Blake Shelton singles chronology
| "Drink on It" (2012) | "Over" (2012) | "Just a Fool" (2012) |

= Over (Blake Shelton song) =

"Over" is a song written by Paul Jenkins and David Elliott Johnson and recorded by American country music artist Blake Shelton. It was released in May 2012 as the fourth and final single from Shelton's 2011 album Red River Blue. The song reached number one on the US Billboard Hot Country Songs chart in September 2012. It was originally released in 2007 as a track on Burn Out Bright, the debut and only album released by Jenkins's band, The Royce.

==Critical reception==
Billy Dukes of Taste of Country gave the song three stars out of five, calling it "an extraordinary recording of an ordinary song." Ashley Cooke of Roughstock gave the song two stars out of five, writing that it "doesn't really fit [Shelton's] style or personality." Kevin John Coyne of Country Universe gave the song a D grade, calling it "mediocre" and comparing it to a nineties lukewarm rock ballad.

==Music video==
The music video was directed by Roman White and premiered on June 15, 2012.

== Covers ==
Terry McDermott covered the song in the 3rd season of The Voice.

==Chart performance==
"Over" debuted at number 53 on the U.S. Billboard Hot Country Songs chart for the week of May 19, 2012. On the chart dated September 1, 2012, "Over" became Shelton's seventh consecutive number one single, and his twelfth overall.

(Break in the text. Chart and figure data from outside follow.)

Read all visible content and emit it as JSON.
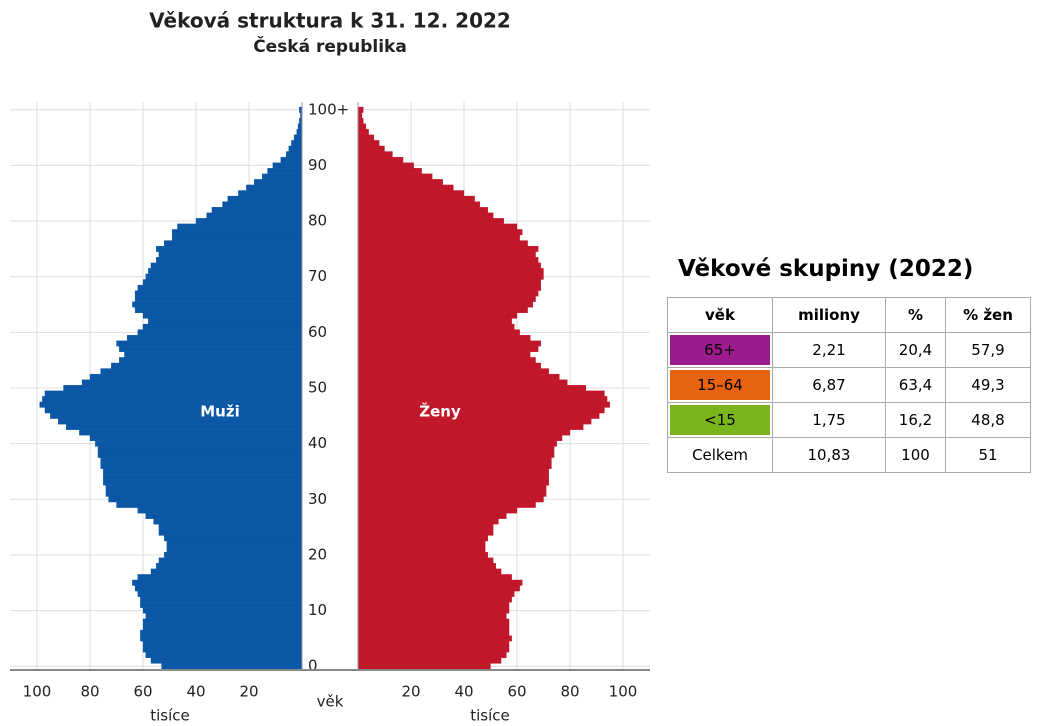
{
  "chart_data": {
    "type": "pyramid",
    "title": "Věková struktura k 31. 12. 2022",
    "subtitle": "Česká republika",
    "y": [
      0,
      1,
      2,
      3,
      4,
      5,
      6,
      7,
      8,
      9,
      10,
      11,
      12,
      13,
      14,
      15,
      16,
      17,
      18,
      19,
      20,
      21,
      22,
      23,
      24,
      25,
      26,
      27,
      28,
      29,
      30,
      31,
      32,
      33,
      34,
      35,
      36,
      37,
      38,
      39,
      40,
      41,
      42,
      43,
      44,
      45,
      46,
      47,
      48,
      49,
      50,
      51,
      52,
      53,
      54,
      55,
      56,
      57,
      58,
      59,
      60,
      61,
      62,
      63,
      64,
      65,
      66,
      67,
      68,
      69,
      70,
      71,
      72,
      73,
      74,
      75,
      76,
      77,
      78,
      79,
      80,
      81,
      82,
      83,
      84,
      85,
      86,
      87,
      88,
      89,
      90,
      91,
      92,
      93,
      94,
      95,
      96,
      97,
      98,
      99,
      100
    ],
    "ylim": [
      -0.5,
      100.5
    ],
    "yticks": [
      0,
      10,
      20,
      30,
      40,
      50,
      60,
      70,
      80,
      90,
      {
        "value": 100,
        "label": "100+"
      }
    ],
    "ylabel": "věk",
    "xlim": [
      0,
      100
    ],
    "xticks": [
      20,
      40,
      60,
      80,
      100
    ],
    "xlabel": "tisíce",
    "grid": true,
    "series": [
      {
        "name": "Muži",
        "color": "#0b57a5",
        "values": [
          53,
          57,
          59,
          60,
          60,
          61,
          61,
          60,
          60,
          59,
          60,
          61,
          61,
          62,
          63,
          64,
          62,
          57,
          55,
          54,
          52,
          51,
          51,
          52,
          54,
          54,
          56,
          59,
          62,
          70,
          73,
          74,
          74,
          75,
          75,
          75,
          76,
          76,
          77,
          77,
          78,
          80,
          84,
          89,
          92,
          95,
          97,
          99,
          98,
          97,
          90,
          83,
          80,
          76,
          72,
          69,
          67,
          69,
          70,
          66,
          62,
          60,
          58,
          60,
          63,
          64,
          63,
          63,
          62,
          60,
          59,
          58,
          57,
          55,
          54,
          55,
          52,
          49,
          49,
          47,
          40,
          36,
          34,
          30,
          28,
          24,
          21,
          18,
          15,
          13,
          11,
          8,
          6,
          5,
          4,
          3,
          2,
          1.5,
          1,
          0.6,
          1
        ]
      },
      {
        "name": "Ženy",
        "color": "#c0172b",
        "values": [
          50,
          54,
          56,
          57,
          57,
          58,
          57,
          57,
          57,
          56,
          57,
          57,
          58,
          59,
          61,
          62,
          58,
          54,
          52,
          51,
          49,
          48,
          48,
          49,
          51,
          51,
          53,
          56,
          60,
          67,
          70,
          71,
          71,
          72,
          72,
          72,
          73,
          73,
          74,
          74,
          75,
          77,
          80,
          85,
          88,
          91,
          93,
          95,
          94,
          93,
          86,
          79,
          76,
          72,
          69,
          67,
          65,
          68,
          69,
          65,
          61,
          59,
          58,
          60,
          64,
          66,
          67,
          68,
          69,
          69,
          70,
          70,
          69,
          68,
          67,
          68,
          64,
          61,
          62,
          60,
          55,
          51,
          49,
          46,
          44,
          40,
          36,
          32,
          28,
          24,
          21,
          17,
          13,
          10,
          8,
          6,
          4,
          3,
          2,
          1.5,
          2
        ]
      }
    ]
  },
  "table": {
    "title": "Věkové skupiny (2022)",
    "header": [
      "věk",
      "miliony",
      "%",
      "% žen"
    ],
    "rows": [
      [
        "65+",
        "2,21",
        "20,4",
        "57,9"
      ],
      [
        "15–64",
        "6,87",
        "63,4",
        "49,3"
      ],
      [
        "<15",
        "1,75",
        "16,2",
        "48,8"
      ],
      [
        "Celkem",
        "10,83",
        "100",
        "51"
      ]
    ],
    "colors": [
      "#9c1b8e",
      "#e8630f",
      "#79b51d"
    ]
  }
}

| Chart (2012) | Peak position |
|---|---|
| Canada Hot 100 (Billboard) | 59 |
| US Billboard Hot 100 | 43 |
| US Hot Country Songs (Billboard) | 1 |

===Year-end charts===

| Chart (2012) | Position |
|---|---|
| US Country Songs (Billboard) | 36 |

===Certifications===

| Region | Certification | Certified units/sales |
| United States (RIAA) | Platinum | 1,000,000^{‡} |
^{‡} Sales+streaming figures based on certification alone.